This paper discusses the causes of performance failure of a well in the Hassi Messaoud field in Algeria that was fracture stimulated but did not achieve the expected production increase, and it discusses alternative methods to increase well production by integrating geology and petrophysics with production and well-test data.
The well was perforated in sand B and in the upper section of sand C. It was initially tested at 5.07 m3/h (765 B/D), but within three months, production declined to 1.99 m3/h (300 B/D). Early studies suggested that the rapid decline was probably caused by near-wellbore formation damage during drilling. A fracturing program was designed to help remove well damage and restore flow capacity; however, negligible production increase was observed following the hydraulic fracturing. Initially, damage on the fracture face and uncleaned fracturing fluid were the suspected causes of the ineffective fracture stimulation. A new pressure-buildup test was performed to assess the effectiveness of the fracture stimulation, and detailed analyses indicated that the small reservoir size might have been the cause of the rapid pressure decline.

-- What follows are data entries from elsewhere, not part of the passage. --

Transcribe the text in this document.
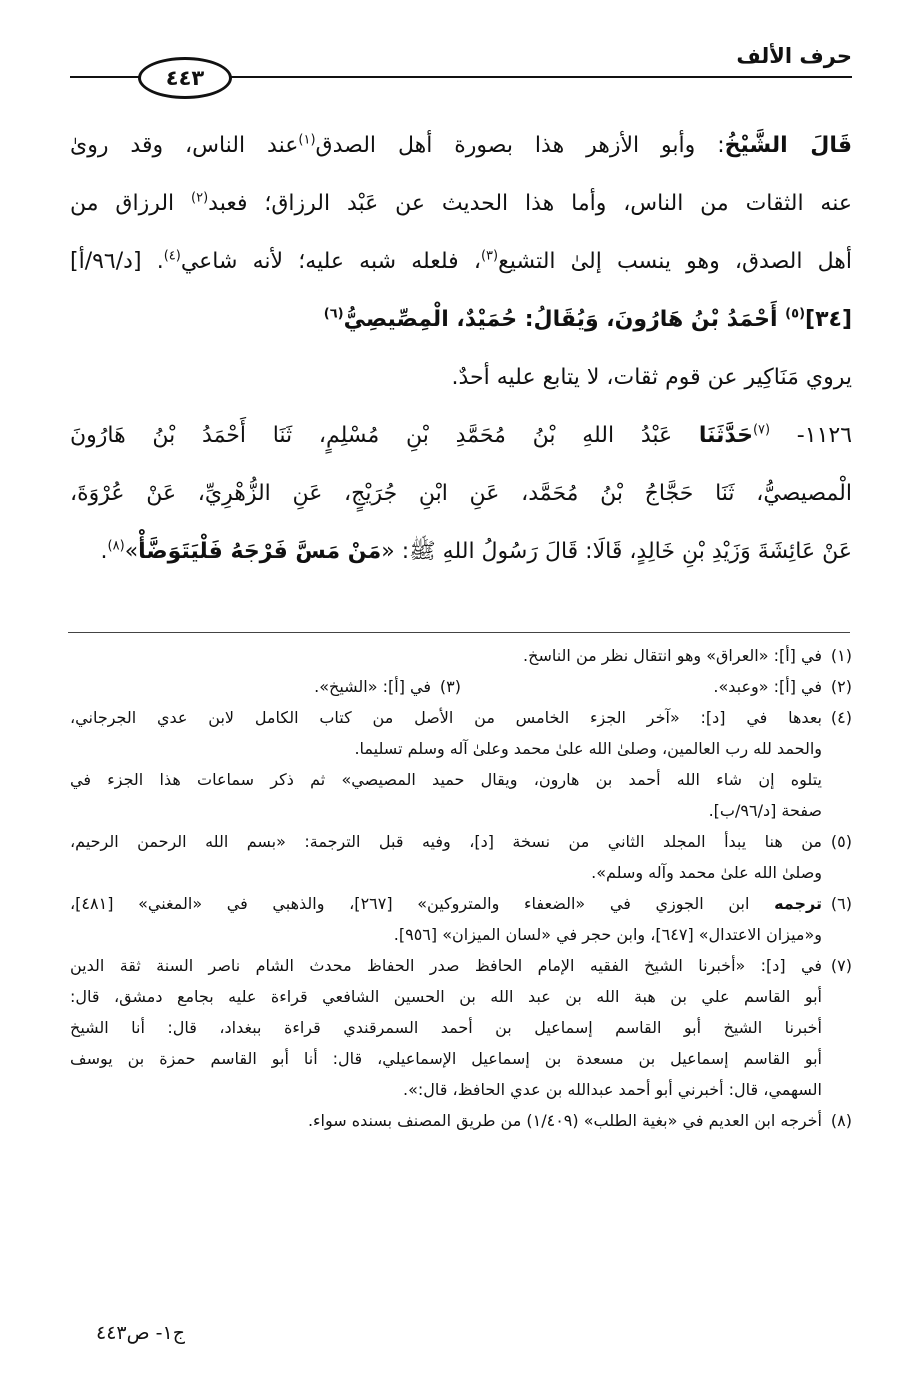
حرف الألف
٤٤٣
قَالَ الشَّيْخُ: وأبو الأزهر هذا بصورة أهل الصدق$^{(١)}$عند الناس، وقد روىٰ
عنه الثقات من الناس، وأما هذا الحديث عن عَبْد الرزاق؛ فعبد$^{(٢)}$ الرزاق من
أهل الصدق، وهو ينسب إلىٰ التشيع$^{(٣)}$، فلعله شبه عليه؛ لأنه شاعي$^{(٤)}$. [د/٩٦/أ]
[٣٤]$^{(٥)}$ أَحْمَدُ بْنُ هَارُونَ، وَيُقَالُ: حُمَيْدٌ، الْمِصِّيصِيُّ$^{(٦)}$
يروي مَنَاكِير عن قوم ثقات، لا يتابع عليه أحدٌ.
١١٢٦- $^{(٧)}$حَدَّثَنَا عَبْدُ اللهِ بْنُ مُحَمَّدِ بْنِ مُسْلِمٍ، ثَنَا أَحْمَدُ بْنُ هَارُونَ
الْمصيصيُّ، ثَنَا حَجَّاجُ بْنُ مُحَمَّد، عَنِ ابْنِ جُرَيْجٍ، عَنِ الزُّهْرِيِّ، عَنْ عُرْوَةَ،
عَنْ عَائِشَةَ وَزَيْدِ بْنِ خَالِدٍ، قَالَا: قَالَ رَسُولُ اللهِ ﷺ: «مَنْ مَسَّ فَرْجَهُ فَلْيَتَوَضَّأْ»$^{(٨)}$.
(١)في [أ]: «العراق» وهو انتقال نظر من الناسخ.
(٢)في [أ]: «وعبد».
(٣)في [أ]: «الشيخ».
(٤)بعدها في [د]: «آخر الجزء الخامس من الأصل من كتاب الكامل لابن عدي الجرجاني،
والحمد لله رب العالمين، وصلىٰ الله علىٰ محمد وعلىٰ آله وسلم تسليما.
يتلوه إن شاء الله أحمد بن هارون، ويقال حميد المصيصي» ثم ذكر سماعات هذا الجزء في
صفحة [د/٩٦/ب].
(٥)من هنا يبدأ المجلد الثاني من نسخة [د]، وفيه قبل الترجمة: «بسم الله الرحمن الرحيم،
وصلىٰ الله علىٰ محمد وآله وسلم».
(٦)ترجمه ابن الجوزي في «الضعفاء والمتروكين» [٢٦٧]، والذهبي في «المغني» [٤٨١]،
و«ميزان الاعتدال» [٦٤٧]، وابن حجر في «لسان الميزان» [٩٥٦].
(٧)في [د]: «أخبرنا الشيخ الفقيه الإمام الحافظ صدر الحفاظ محدث الشام ناصر السنة ثقة الدين
أبو القاسم علي بن هبة الله بن عبد الله بن الحسين الشافعي قراءة عليه بجامع دمشق، قال:
أخبرنا الشيخ أبو القاسم إسماعيل بن أحمد السمرقندي قراءة ببغداد، قال: أنا الشيخ
أبو القاسم إسماعيل بن مسعدة بن إسماعيل الإسماعيلي، قال: أنا أبو القاسم حمزة بن يوسف
السهمي، قال: أخبرني أبو أحمد عبدالله بن عدي الحافظ، قال:».
(٨)أخرجه ابن العديم في «بغية الطلب» (١/٤٠٩) من طريق المصنف بسنده سواء.
ج١- ص٤٤٣
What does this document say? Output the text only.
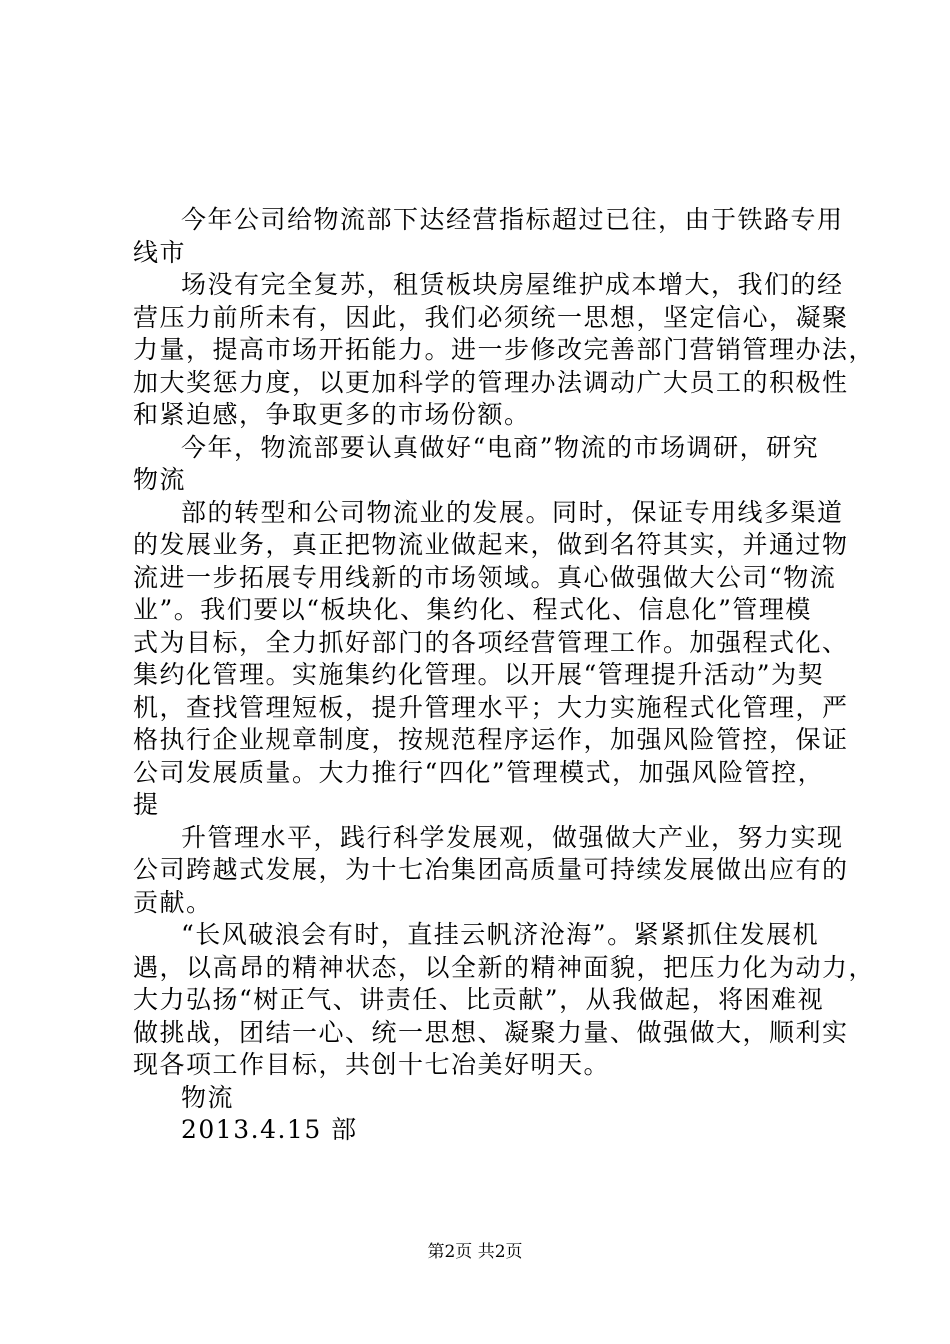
今年公司给物流部下达经营指标超过已往，由于铁路专用
线市
场没有完全复苏，租赁板块房屋维护成本增大，我们的经
营压力前所未有，因此，我们必须统一思想，坚定信心，凝聚
力量，提高市场开拓能力。进一步修改完善部门营销管理办法，
加大奖惩力度，以更加科学的管理办法调动广大员工的积极性
和紧迫感，争取更多的市场份额。
今年，物流部要认真做好“电商”物流的市场调研，研究
物流
部的转型和公司物流业的发展。同时，保证专用线多渠道
的发展业务，真正把物流业做起来，做到名符其实，并通过物
流进一步拓展专用线新的市场领域。真心做强做大公司“物流
业”。我们要以“板块化、集约化、程式化、信息化”管理模
式为目标，全力抓好部门的各项经营管理工作。加强程式化、
集约化管理。实施集约化管理。以开展“管理提升活动”为契
机，查找管理短板，提升管理水平；大力实施程式化管理，严
格执行企业规章制度，按规范程序运作，加强风险管控，保证
公司发展质量。大力推行“四化”管理模式，加强风险管控，
提
升管理水平，践行科学发展观，做强做大产业，努力实现
公司跨越式发展，为十七冶集团高质量可持续发展做出应有的
贡献。
“长风破浪会有时，直挂云帆济沧海”。紧紧抓住发展机
遇，以高昂的精神状态，以全新的精神面貌，把压力化为动力，
大力弘扬“树正气、讲责任、比贡献”，从我做起，将困难视
做挑战，团结一心、统一思想、凝聚力量、做强做大，顺利实
现各项工作目标，共创十七冶美好明天。
物流
2013.4.15 部
第2页 共2页
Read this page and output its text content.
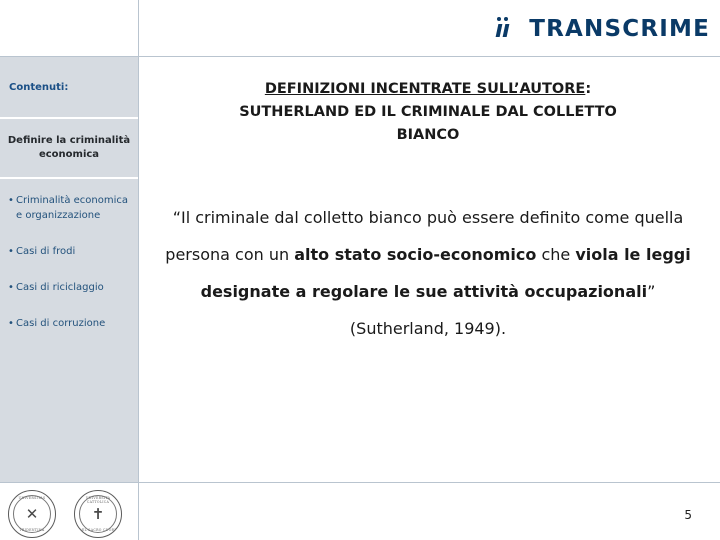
TRANSCRIME
Contenuti:
Definire la criminalità economica
• Criminalità economica e organizzazione
• Casi di frodi
• Casi di riciclaggio
• Casi di corruzione
DEFINIZIONI INCENTRATE SULL’AUTORE:
SUTHERLAND ED IL CRIMINALE DAL COLLETTO
BIANCO
“Il criminale dal colletto bianco può essere definito come quella persona con un alto stato socio-economico che viola le leggi designate a regolare le sue attività occupazionali” (Sutherland, 1949).
UNIVERSITAS
✕
TRIDENTINA
UNIVERSITA CATTOLICA
✝
DEL SACRO CUORE
5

The fracturing design was based on pressure data from the initial drillstem test (DST) at 388.9 kg/cm2 (5,531 psi). A post-fracture pressure-buildup test revealed that reservoir pressure had declined to 233.2 kg/cm2 (3,317 psi) after only producing 6901 m3 (43,406 bbl). The pressure-buildup analysis detected a fourth boundary that was not mapped during the original three-dimensional (3D) seismic survey. This fault reduced the well drainage area by a factor of four and was the cause of the rapid pressure decline during production. A recent seismic survey refined the geological map of the entire reservoir and confirmed the presence of this fault.
Petrophysical analysis of sand C showed higher-quality rock than sand B; however, the resistivity decreased with increasing sand C depth, suggesting the presence of water. Lithology analysis confirmed that the decrease in resistivity was resulted from higher clay content and clay-bound water. Offset wells also confirmed that the oil-water contact (OWC) was approximately 70 m (229.7 ft) below the bottom of this well. Well productivity could have been significantly higher if the entire sand B pay was initially completed. To compensate for low-formation pressure, a gas-lift optimization procedure was performed to lift the fluid to surface with an initial production of 2.14 m3/h (323 STB/D). After two years, the reservoir pressure in this bounded section declined to 169 kg/cm2 (2,404 psi).
This paper discusses an integrated approach to increase oil production from a well penetrating a geologically challenging environment. Integration of geology, petrophysics, seismic, production modeling, and gas lift with proper data acquisition helped prevent abandonment of this well, leaving behind potential reserves. This paper also discusses a case study in which a false-formation damage diagnosis could have led to reservoir mismanagement.